$$ \newcommand{\Oof}[1]{\mathcal{O}(#1)} \newcommand{\F}{\boldsymbol{F}} \newcommand{\J}{\boldsymbol{J}} \newcommand{\x}{\boldsymbol{x}} \renewcommand{\c}{\boldsymbol{c}} $$




Solving nonlinear algebraic equations

As a reader of this book you are probably well into mathematics and often "accused" of being particularly good at "solving equations" (a typical comment at family dinners!). However, is it really true that you, with pen and paper, can solve many types of equations? Restricting our attention to algebraic equations in one unknown \( x \), you can certainly do linear equations: \( ax+b=0 \), and quadratic ones: \( ax^2 + bx + c = 0 \). You may also know that there are formulas for the roots of cubic and quartic equations too. Maybe you can do the special trigonometric equation \( \sin x + \cos x = 1 \) as well, but there it (probably) stops. Equations that are not reducible to one of the mentioned cannot be solved by general analytical techniques, which means that most algebraic equations arising in applications cannot be treated with pen and paper!

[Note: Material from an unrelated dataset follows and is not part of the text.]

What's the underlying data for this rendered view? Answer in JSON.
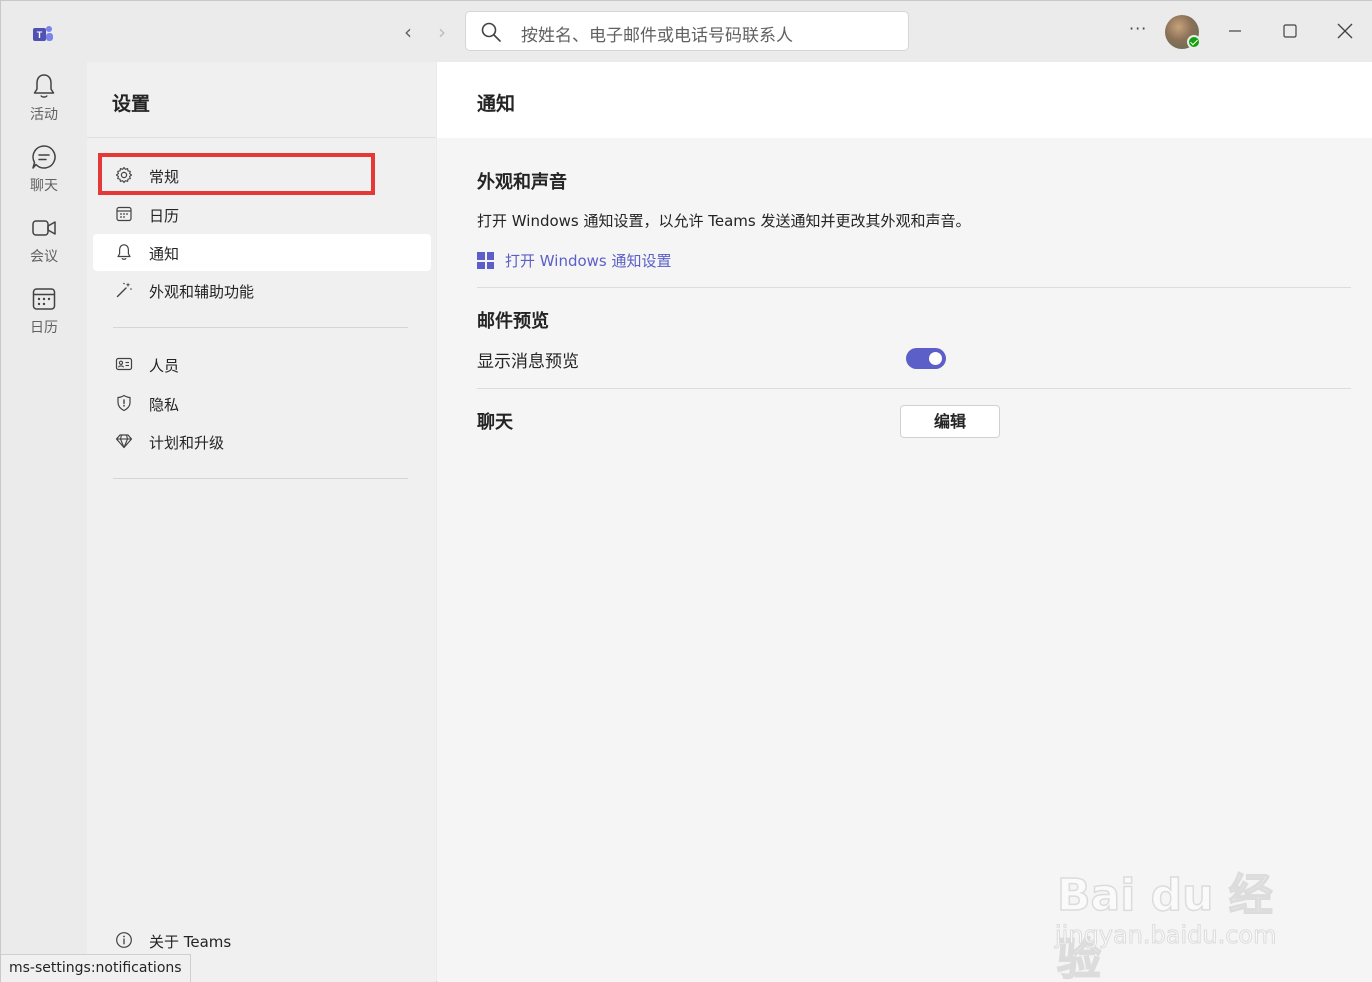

If we exchange the traditional idea of finding exact solutions to equations with the idea of rather finding approximate solutions, a whole new world of possibilities opens up. With such an approach, we can in principle solve any algebraic equation.

Let us start by introducing a common generic form for any algebraic equation: $$ f(x) = 0\thinspace .$$ Here, \( f(x) \) is some prescribed formula involving \( x \). For example, the equation $$ e^{-x}\sin x = \cos x$$ has $$ f(x)= e^{-x}\sin x - \cos x\thinspace .$$ Just move all terms to the left-hand side and then the formula to the left of the equality sign is \( f(x) \).

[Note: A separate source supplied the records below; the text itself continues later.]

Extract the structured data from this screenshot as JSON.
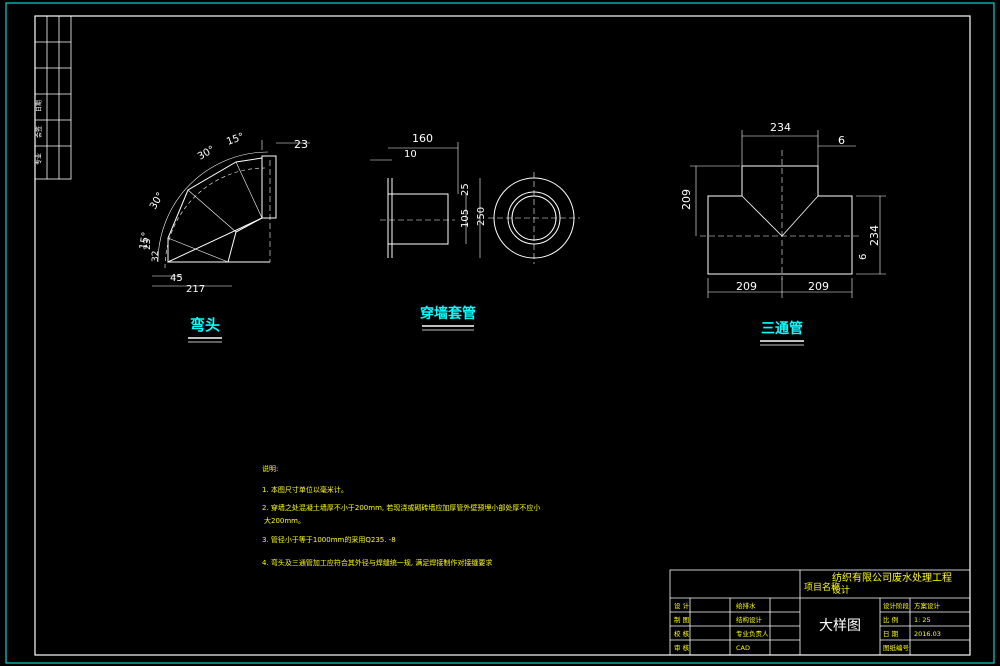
{
  "colors": {
    "background": "#000000",
    "border": "#00ffff",
    "line": "#ffffff",
    "dim": "#ffffff",
    "title": "#00ffff",
    "notes": "#ffff00"
  },
  "side_strip": {
    "labels": [
      "专业",
      "会签",
      "日期"
    ]
  },
  "elbow": {
    "title": "弯头",
    "dims": {
      "angle_top": "15°",
      "angle_30a": "30°",
      "angle_30b": "30°",
      "angle_bottom": "15°",
      "len_23": "23",
      "len_45": "45",
      "len_217": "217",
      "len_32": "32",
      "len_23v": "23"
    }
  },
  "sleeve": {
    "title": "穿墙套管",
    "dims": {
      "len_160": "160",
      "len_10": "10",
      "dia_105": "105",
      "dia_250": "250",
      "len_25": "25"
    }
  },
  "tee": {
    "title": "三通管",
    "dims": {
      "top_234": "234",
      "top_6": "6",
      "left_209": "209",
      "right_234": "234",
      "right_6": "6",
      "bot_209a": "209",
      "bot_209b": "209"
    }
  },
  "notes": {
    "heading": "说明:",
    "items": [
      "1. 本图尺寸单位以毫米计。",
      "2. 穿墙之处混凝土墙厚不小于200mm, 若现浇或砌砖墙应加厚管外壁预埋小部处厚不应小",
      "大200mm。",
      "3. 管径小于等于1000mm的采用Q235. -8",
      "4. 弯头及三通管加工应符合其外径与焊缝统一规, 满足焊接制作对接缝要求"
    ]
  },
  "title_block": {
    "project_label": "项目名称",
    "project_name": "纺织有限公司废水处理工程",
    "project_sub": "设计",
    "drawing_name": "大样图",
    "rows_left": [
      {
        "label": "设 计",
        "value": "给排水"
      },
      {
        "label": "制 图",
        "value": "结构设计"
      },
      {
        "label": "校 核",
        "value": "专业负责人"
      },
      {
        "label": "审 核",
        "value": "CAD"
      }
    ],
    "rows_right": [
      {
        "label": "设计阶段",
        "value": "方案设计"
      },
      {
        "label": "比 例",
        "value": "1: 25"
      },
      {
        "label": "日 期",
        "value": "2016.03"
      },
      {
        "label": "图纸编号",
        "value": ""
      }
    ]
  }
}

So, when do we really need to solve algebraic equations beyond the simplest types we can treat with pen and paper? There are two major application areas. One is when using implicit numerical methods for ordinary differential equations. These give rise to one or a system of algebraic equations. The other major application type is optimization, i.e., finding the maxima or minima of a function. These maxima and minima are normally found by solving the algebraic equation \( F'(x)=0 \) if \( F(x) \) is the function to be optimized. Differential equations are very much used throughout science and engineering, and actually most engineering problems are optimization problems in the end, because one wants a design that maximizes performance and minimizes cost.

We restrict the attention here to one algebraic equation in one variable, with our usual emphasis on how to program the algorithms. Systems of nonlinear algebraic equations with many variables arise from implicit methods for ordinary and partial differential equations as well as in multivariate optimization. However, we consider this topic beyond the scope of the current text.

Terminology. When solving algebraic equations \( f(x)=0 \), we often say that the solution \( x \) is a root of the equation. The solution process itself is thus often called root finding.

Brute force methods

The representation of a mathematical function \( f(x) \) on a computer takes two forms. One is a Python function returning the function value given the argument, while the other is a collection of points \( (x, f(x)) \) along the function curve. The latter is the representation we use for plotting, together with an assumption of linear variation between the points. This representation is also very suited for equation solving and optimization: we simply go through all points and see if the function crosses the \( x \) axis, or for optimization, test for a local maximum or minimum point. Because there is a lot of work to examine a huge number of points, and also because the idea is extremely simple, such approaches are often referred to as brute force methods. However, we are not embarrassed of explaining the methods in detail and implementing them.

Brute force root finding

Assume that we have a set of points along the curve of a function \( f(x) \):

We want to solve \( f(x)=0 \), i.e., find the points \( x \) where \( f \) crosses the \( x \) axis. A brute force algorithm is to run through all points on the curve and check if one point is below the \( x \) axis and if the next point is above the \( x \) axis, or the other way around. If this is found to be the case, we know that \( f \) must be zero in between these two \( x \) points.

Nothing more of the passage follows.